Directrice exécutive de la Fédération britannique d’escrime (British Fencing), Georgina Usher l’a expliqué à FrancsJeux : « L’initiative de la FIE n’a pas été décidée pour réagir à une affaire ou une situation particulière. Nous voulions prévenir les risques. L’escrime n’est pas le sport le plus exposé. Mais il n’est pas non plus à l’abri, notamment des dangers de harcèlement moral. L’équilibre est souvent difficile à trouver, dans le sport comme dans le monde professionnel, entre le respect et le pouvoir. »
Dès l’année 2019, la politique de protection de la FIE a été présentée et détaillée aux championnats du monde cadets et juniors à Torun, en Pologne. Un stand a été installé sur le site de compétition.

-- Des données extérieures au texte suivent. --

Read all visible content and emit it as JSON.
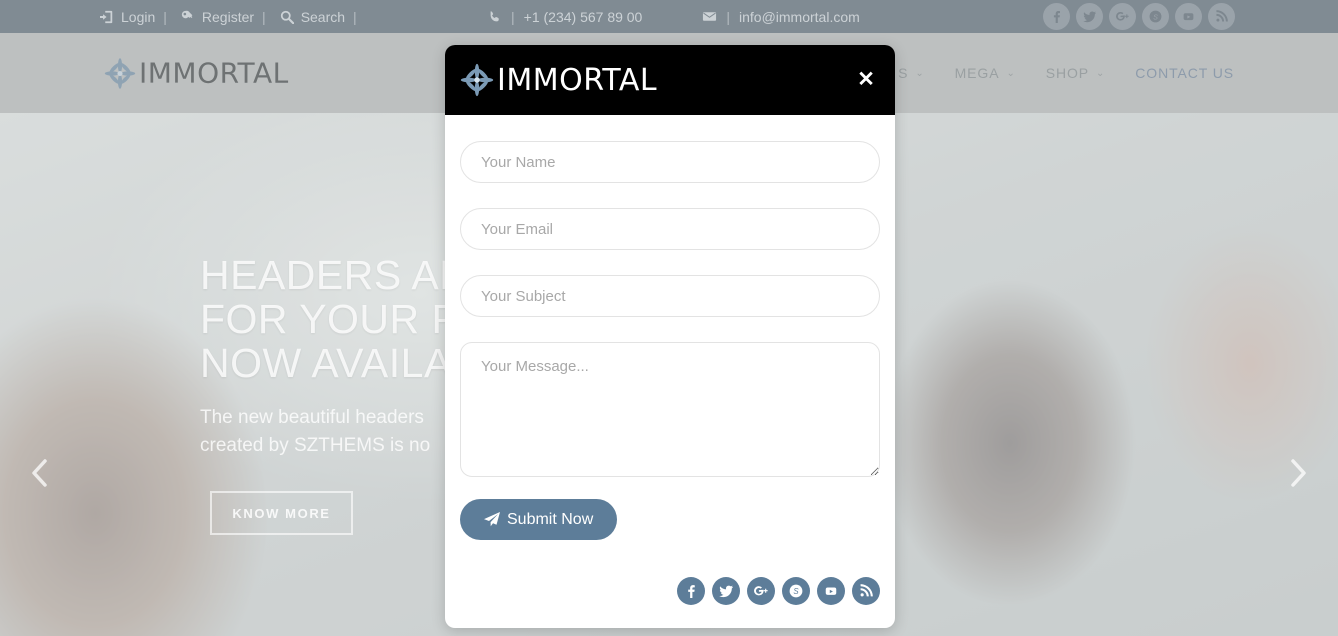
{
  "topbar": {
    "links": [
      {
        "label": "Login",
        "icon": "login-icon"
      },
      {
        "label": "Register",
        "icon": "key-icon"
      },
      {
        "label": "Search",
        "icon": "search-icon"
      }
    ],
    "separator": "|",
    "phone": {
      "icon": "phone-icon",
      "bar": "|",
      "value": "+1 (234) 567 89 00"
    },
    "email": {
      "icon": "envelope-icon",
      "bar": "|",
      "value": "info@immortal.com"
    },
    "social": [
      "facebook",
      "twitter",
      "google-plus",
      "skype",
      "youtube",
      "rss"
    ]
  },
  "navbar": {
    "logo_text": "IMMORTAL",
    "items": [
      {
        "label": "S",
        "caret": "⌄",
        "active": false
      },
      {
        "label": "MEGA",
        "caret": "⌄",
        "active": false
      },
      {
        "label": "SHOP",
        "caret": "⌄",
        "active": false
      },
      {
        "label": "CONTACT US",
        "caret": "",
        "active": true
      }
    ]
  },
  "hero": {
    "title": "HEADERS AND\nFOR YOUR P\nNOW AVAILA",
    "subtitle": "The new beautiful headers\ncreated by SZTHEMS is no",
    "cta_label": "KNOW MORE",
    "prev_label": "previous-slide",
    "next_label": "next-slide"
  },
  "modal": {
    "logo_text": "IMMORTAL",
    "close_label": "✕",
    "form": {
      "name_placeholder": "Your Name",
      "name_value": "",
      "email_placeholder": "Your Email",
      "email_value": "",
      "subject_placeholder": "Your Subject",
      "subject_value": "",
      "message_placeholder": "Your Message...",
      "message_value": "",
      "submit_label": "Submit Now"
    },
    "social": [
      "facebook",
      "twitter",
      "google-plus",
      "skype",
      "youtube",
      "rss"
    ]
  },
  "colors": {
    "topbar_bg": "#808b93",
    "nav_bg": "#bdc0c0",
    "modal_header_bg": "#000000",
    "accent": "#5d7d99",
    "logo_mark": "#7b9ab5"
  }
}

Depuis, le train a pris de la vitesse. Un programme d’éducation a été déployé à l’intention des entraîneurs et officiels, au plus haut niveau de la pratique, puis aux échelons moins élevés. Un formulaire en ligne a été créé pour signaler un incident lors d’une compétition de la FIE. Il peut être complété et envoyé de façon anonyme.
Un premier webinar dédié à la politique de protection a été organisé en juin 2022. Il a rassemblé plus de 70 personnes. Un deuxième a suivi en fin d’année passée. La série se poursuivra cette année.

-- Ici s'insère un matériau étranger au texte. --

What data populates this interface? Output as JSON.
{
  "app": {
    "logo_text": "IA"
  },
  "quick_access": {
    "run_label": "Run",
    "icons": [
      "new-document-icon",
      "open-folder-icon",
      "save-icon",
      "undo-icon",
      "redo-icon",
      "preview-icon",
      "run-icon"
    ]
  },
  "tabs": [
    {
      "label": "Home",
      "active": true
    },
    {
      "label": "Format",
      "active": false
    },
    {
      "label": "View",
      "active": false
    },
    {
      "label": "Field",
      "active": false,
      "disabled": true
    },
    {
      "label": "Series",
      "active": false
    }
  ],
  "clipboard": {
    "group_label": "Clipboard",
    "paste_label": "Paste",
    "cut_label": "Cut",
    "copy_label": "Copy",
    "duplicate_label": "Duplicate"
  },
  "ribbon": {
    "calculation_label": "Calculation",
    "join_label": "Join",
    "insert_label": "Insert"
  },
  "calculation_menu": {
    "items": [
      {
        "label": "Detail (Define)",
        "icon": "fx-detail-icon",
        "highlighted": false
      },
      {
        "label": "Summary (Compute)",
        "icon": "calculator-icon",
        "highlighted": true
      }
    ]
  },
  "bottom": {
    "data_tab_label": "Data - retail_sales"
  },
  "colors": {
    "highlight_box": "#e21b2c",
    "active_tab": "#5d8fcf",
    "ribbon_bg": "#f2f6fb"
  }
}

Georgina Usher insiste : « Les abus les plus fréquents touchent l’escrime d’un niveau modeste, dans les clubs. C’est la raison pour laquelle nous devons étendre notre politique de protection à l’échelon national. La FIE ne peut pas tout faire seule. Le relais doit être pris, dans tous les pays, par les fédérations nationales. C’est aujourd’hui notre priorité. Pour y parvenir, nous renforçons notre programme d’éducation pour toucher un plus grand nombre d’entraîneurs et d’officiels dans les clubs. »
Objectif annoncé : l’adoption par un maximum de pays membres d’une politique de protection des athlètes. La Grande-Bretagne avait précédé le mouvement dès l’année 2014. Les Etats-Unis, où le sujet a pris une dimension très médiatique, ont suivi. Aujourd’hui, les pays sont de plus en plus nombreux à placer le dossier en bonne position parmi leurs priorités.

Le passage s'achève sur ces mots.